I have not seen the Tcpdsackoldsent and Tcpdsackofosent counters
increasing in my scenarios. Presumably they are increasing as a
by-product of some frames being dropped, causing later frames that get
received to appear to be out of order. After frames start getting
lost, much hilarity ensues...
I'm not sure why tcp_low_latency would effect the problem, but it
defaults to zero anyway. So, I should have had no problem reproducing
the results described. I'll have to ponder why/how this helps.
I have not received any of the information requested about the
machines involved regarding the PCI bus width/speed. It may be
helpful to have that information. AFAIK, this information is not
available from the output of sysreport.
I repeated the test with a 32-bit PCI NIC on one end and a 64-bit PCI
NIC on the other. Not only did I recreate the 70MB/sec speed limit, I
also got the Tcpdsackoldsent counter to increment.
Please verify that 64-bit NICs (in 64-bit slots) are being used on
both sides of the connection.
On Mon, Dec 13, 2004 at 01:11:58PM -0500, magill, scott (BMC Eng) wrote:
> What is the exact Ethtool command you would like me to run while
I've kinda changed theories now. Still, it wouldn't hurt to have
the output. A simple "ethtool eth0" (adjusted appropriately for the
interface involved) would suffice. While you are at it, perhaps and
"ethtool -S eth0" and maybe "ethtool -g eth0" would be good as well.
Please include the output from each end of the connection.
Are these cards in question actual NICs? Or on-board adapters?
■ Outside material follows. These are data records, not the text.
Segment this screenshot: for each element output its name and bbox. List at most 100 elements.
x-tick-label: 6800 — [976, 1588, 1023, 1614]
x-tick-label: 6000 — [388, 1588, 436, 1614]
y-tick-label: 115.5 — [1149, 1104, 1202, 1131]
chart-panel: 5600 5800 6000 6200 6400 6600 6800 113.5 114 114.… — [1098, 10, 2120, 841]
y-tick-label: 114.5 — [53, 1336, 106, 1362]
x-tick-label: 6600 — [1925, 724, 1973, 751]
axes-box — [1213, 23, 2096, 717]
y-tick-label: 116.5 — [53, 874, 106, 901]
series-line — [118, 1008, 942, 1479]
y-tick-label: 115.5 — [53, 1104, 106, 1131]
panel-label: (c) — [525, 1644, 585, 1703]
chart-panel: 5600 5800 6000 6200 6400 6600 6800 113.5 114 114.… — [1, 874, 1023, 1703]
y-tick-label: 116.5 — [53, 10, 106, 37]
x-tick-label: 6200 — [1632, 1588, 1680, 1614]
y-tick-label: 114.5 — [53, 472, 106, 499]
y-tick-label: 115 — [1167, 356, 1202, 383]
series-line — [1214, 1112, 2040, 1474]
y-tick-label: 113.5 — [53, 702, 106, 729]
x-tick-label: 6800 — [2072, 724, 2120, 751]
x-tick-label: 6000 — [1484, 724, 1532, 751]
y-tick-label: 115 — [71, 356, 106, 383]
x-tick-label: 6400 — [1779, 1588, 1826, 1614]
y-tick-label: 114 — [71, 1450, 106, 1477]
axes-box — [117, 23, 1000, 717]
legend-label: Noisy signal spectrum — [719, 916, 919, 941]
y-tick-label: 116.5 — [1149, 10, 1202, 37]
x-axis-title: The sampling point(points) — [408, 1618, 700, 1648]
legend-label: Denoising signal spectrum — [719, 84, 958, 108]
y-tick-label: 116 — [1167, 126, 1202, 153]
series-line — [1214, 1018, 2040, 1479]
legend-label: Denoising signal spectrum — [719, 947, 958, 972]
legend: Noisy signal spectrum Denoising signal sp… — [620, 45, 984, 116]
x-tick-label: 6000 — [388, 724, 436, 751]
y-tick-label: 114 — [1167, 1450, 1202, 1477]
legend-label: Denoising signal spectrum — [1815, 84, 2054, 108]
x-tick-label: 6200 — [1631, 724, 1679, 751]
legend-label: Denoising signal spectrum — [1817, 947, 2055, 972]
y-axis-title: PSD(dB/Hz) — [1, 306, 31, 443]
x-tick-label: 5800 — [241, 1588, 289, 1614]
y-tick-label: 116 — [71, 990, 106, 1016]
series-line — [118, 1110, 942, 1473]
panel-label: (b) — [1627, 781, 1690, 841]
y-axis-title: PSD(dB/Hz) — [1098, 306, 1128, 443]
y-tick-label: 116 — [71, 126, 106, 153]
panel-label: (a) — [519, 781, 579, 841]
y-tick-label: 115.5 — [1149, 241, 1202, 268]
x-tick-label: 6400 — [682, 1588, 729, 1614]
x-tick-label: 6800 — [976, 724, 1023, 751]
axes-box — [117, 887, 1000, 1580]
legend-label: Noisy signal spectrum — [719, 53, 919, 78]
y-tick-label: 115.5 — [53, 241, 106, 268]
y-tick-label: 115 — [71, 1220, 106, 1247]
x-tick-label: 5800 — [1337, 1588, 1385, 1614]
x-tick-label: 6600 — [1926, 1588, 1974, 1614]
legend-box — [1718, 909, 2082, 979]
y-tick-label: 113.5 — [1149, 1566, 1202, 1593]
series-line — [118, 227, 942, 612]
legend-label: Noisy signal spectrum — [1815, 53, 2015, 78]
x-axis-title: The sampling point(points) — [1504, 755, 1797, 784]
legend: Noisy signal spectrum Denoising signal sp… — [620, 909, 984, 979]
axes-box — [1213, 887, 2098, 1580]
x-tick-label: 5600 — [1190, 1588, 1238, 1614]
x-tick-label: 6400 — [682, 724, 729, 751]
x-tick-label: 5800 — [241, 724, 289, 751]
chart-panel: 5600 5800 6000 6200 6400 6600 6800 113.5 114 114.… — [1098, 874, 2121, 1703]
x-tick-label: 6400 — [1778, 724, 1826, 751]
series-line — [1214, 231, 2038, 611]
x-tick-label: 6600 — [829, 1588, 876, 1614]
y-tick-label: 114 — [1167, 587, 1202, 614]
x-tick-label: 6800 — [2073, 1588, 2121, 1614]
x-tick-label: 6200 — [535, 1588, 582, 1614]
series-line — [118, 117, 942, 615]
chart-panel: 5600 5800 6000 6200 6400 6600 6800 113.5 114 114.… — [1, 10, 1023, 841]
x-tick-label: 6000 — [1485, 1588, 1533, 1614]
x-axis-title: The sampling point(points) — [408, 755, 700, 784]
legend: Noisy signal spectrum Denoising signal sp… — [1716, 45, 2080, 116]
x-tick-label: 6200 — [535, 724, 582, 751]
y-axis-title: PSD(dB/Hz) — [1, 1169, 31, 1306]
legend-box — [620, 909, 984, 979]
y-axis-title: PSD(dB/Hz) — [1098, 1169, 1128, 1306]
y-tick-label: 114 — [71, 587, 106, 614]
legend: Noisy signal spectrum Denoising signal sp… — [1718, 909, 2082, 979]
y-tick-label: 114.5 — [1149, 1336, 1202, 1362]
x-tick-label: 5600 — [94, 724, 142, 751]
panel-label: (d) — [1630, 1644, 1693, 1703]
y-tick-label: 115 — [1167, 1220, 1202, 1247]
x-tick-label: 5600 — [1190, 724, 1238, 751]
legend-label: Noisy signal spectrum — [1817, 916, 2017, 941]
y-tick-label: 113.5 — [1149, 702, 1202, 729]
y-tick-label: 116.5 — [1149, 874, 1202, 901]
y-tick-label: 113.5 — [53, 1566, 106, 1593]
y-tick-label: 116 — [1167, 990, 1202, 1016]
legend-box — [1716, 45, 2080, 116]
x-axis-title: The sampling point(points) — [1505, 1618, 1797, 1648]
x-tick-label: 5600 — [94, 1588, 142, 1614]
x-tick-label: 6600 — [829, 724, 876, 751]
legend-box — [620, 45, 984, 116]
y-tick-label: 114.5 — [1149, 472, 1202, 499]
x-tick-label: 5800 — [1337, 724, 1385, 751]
If the former, what I think is most important would be a visual
verification that each end of the connection is a 64-bit NIC plugged
into a 64-bit slot.
John W. Linville
Created attachment 108464 [details]
lspci from Scott Magill
Are the cards in question "normal" 32-bit PCI cards? The card edge
looks something like this:
_____ _ _ ____
| | | | | |
--- --------------- ---
Whereas the 64-bit PCI cards look more like this:
_____ _ _ _ ____
| | | | | | | |
--- --------------- --- ------------
Please also verify that the 64-bit cards are plugged into 64-bit
slots. This can be identified by the back part of the card edge
hanging over the back of the slot's connector.
I am having trouble recreating the problem unless at least one side
of the connection is using 32-bit cards (or 64-bit cards plugged into
Looking at the lspci file contained within the sysreport results from
comment 13, the capabilities of the PCI bridges on the box in question
show a "64bit-". This indicates a lack of 64-bit capability.
So, it certainly looks to me like the performance problems are related
to the (effective?) bus width of the NICs involved. Please refer back
to comment 18 where testing showed that even much slower CPUs achieved
much higher network performance when using 64-bit (rather than 32-bit)
Please also refer back to comment 23 where further testing showed that
the combination of 32-bit and 64-bit NICs even showed the
Tcpdackoldsent counters incrementing, replicating one of the more
curious aspects of this defect.
I have little doubt that a mismatch in NIC bandwidth between sender
and receiver is at the root of this problem.
I'm going to close this one. Please re-open if the behaviour can be
demonstrated using exclusively 64-bit hardware.